Anti-VEGF drugs block VEGF and can improve vision. Your eye doctor may prescribe anti-VEGF injections if you have:
- Diabetic retinopathy
- Macular edema from various retinovascular diseases, including diabetic macular edema (DME) or vein occlusion, such as CRVO.
- Ocular histoplasmosis syndrome (OHS)
- A type of age-related macular degeneration (AMD) called neovascular or “wet” AMD
Medicines called anti-VEGF drugs block this protein and help improve vision. Common anti-VEGF drugs include:
- Avastin (bevacizumab)
- Lucentis (ranibizumab)
- Eylea (aflibercept)
- Beovu (brolucizumab)
- Vabysmo (faricimab)
Most people who get anti-VEGF injections will need injections once a month at first. Over time, you may need injections less often. Some people can eventually stop getting the injections, but others need to keep getting injections to protect their vision.
If you have macular edema, DME, uveitis, or another eye disease that causes swelling in the retina or inflammation in the eye, your doctor may suggest a medicine called a steroid as a treatment. Steroids can help reduce swelling and inflammation.

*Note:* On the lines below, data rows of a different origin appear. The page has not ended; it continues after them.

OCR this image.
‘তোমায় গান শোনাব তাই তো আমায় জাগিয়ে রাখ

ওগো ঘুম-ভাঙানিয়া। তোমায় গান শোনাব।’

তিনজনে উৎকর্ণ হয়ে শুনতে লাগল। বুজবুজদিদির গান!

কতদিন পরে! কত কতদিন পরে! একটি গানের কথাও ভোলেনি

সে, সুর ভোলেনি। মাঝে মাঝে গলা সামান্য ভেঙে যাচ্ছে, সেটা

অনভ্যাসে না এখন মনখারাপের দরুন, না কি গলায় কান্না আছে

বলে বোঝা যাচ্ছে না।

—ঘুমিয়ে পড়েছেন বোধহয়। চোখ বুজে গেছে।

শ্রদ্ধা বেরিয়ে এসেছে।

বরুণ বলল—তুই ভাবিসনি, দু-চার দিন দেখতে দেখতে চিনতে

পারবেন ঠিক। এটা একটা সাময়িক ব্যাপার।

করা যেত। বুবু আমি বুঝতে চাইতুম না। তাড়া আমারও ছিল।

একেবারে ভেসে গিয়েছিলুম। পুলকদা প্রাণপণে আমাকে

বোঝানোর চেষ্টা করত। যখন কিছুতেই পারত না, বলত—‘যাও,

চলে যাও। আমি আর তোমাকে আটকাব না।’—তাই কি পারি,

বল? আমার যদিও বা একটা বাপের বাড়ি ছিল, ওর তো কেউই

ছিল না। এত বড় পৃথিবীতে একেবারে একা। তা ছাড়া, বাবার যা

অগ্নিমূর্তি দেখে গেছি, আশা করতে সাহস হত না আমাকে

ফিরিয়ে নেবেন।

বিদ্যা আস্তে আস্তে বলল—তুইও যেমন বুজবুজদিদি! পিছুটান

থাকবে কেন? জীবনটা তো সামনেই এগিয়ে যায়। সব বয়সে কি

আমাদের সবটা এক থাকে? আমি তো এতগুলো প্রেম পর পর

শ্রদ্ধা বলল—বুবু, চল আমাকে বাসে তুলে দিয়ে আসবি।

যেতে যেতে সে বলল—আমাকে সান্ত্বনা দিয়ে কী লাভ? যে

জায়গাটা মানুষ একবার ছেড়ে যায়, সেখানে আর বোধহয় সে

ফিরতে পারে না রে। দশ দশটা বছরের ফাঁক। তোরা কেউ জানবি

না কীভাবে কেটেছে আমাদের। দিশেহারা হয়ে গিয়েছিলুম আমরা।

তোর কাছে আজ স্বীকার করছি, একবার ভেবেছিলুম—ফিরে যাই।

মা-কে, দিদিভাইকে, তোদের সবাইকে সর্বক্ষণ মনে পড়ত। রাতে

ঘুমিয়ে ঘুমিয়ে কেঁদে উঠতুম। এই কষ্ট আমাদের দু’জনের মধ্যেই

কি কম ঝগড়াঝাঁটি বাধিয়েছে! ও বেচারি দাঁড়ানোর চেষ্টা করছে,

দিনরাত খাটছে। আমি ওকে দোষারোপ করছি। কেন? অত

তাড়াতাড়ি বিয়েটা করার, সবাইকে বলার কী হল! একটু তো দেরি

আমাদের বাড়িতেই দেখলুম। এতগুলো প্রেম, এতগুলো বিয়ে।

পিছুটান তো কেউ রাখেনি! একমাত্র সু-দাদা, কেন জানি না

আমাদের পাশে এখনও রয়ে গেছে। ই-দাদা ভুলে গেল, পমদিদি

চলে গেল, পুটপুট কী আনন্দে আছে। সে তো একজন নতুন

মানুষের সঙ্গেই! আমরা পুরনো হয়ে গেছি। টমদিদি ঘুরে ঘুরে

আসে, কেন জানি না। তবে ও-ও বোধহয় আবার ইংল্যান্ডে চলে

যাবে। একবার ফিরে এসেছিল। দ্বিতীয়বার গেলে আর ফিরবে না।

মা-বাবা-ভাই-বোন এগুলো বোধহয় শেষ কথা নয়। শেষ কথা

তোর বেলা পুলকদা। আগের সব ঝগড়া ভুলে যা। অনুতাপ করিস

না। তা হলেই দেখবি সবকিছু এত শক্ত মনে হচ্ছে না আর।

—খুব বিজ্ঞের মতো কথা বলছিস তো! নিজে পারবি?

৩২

Common steroid injections include:
- Triesence (triamcinolone acetonide)
- Kenalog (triamcinolone acetonide)
Other ways to take steroids for eye conditions
People often take steroids as injections or eye drops — or your doctor can put a special device called an implant in your eye. The implant gives you constant small doses of the medicine over time. If you get the implant, you may be able to stop getting monthly steroid injections.
Common steroid implants include:
- Ozurdex (dexamethasone) for short-term use
- Iluvien and Yutiq (fluocinolone acetonide) for long-term use
Steroids can increase your risk for cataracts and glaucoma. If you take steroids to treat an eye disease or another health condition, it’s important to get regular eye exams to check for signs of these problems.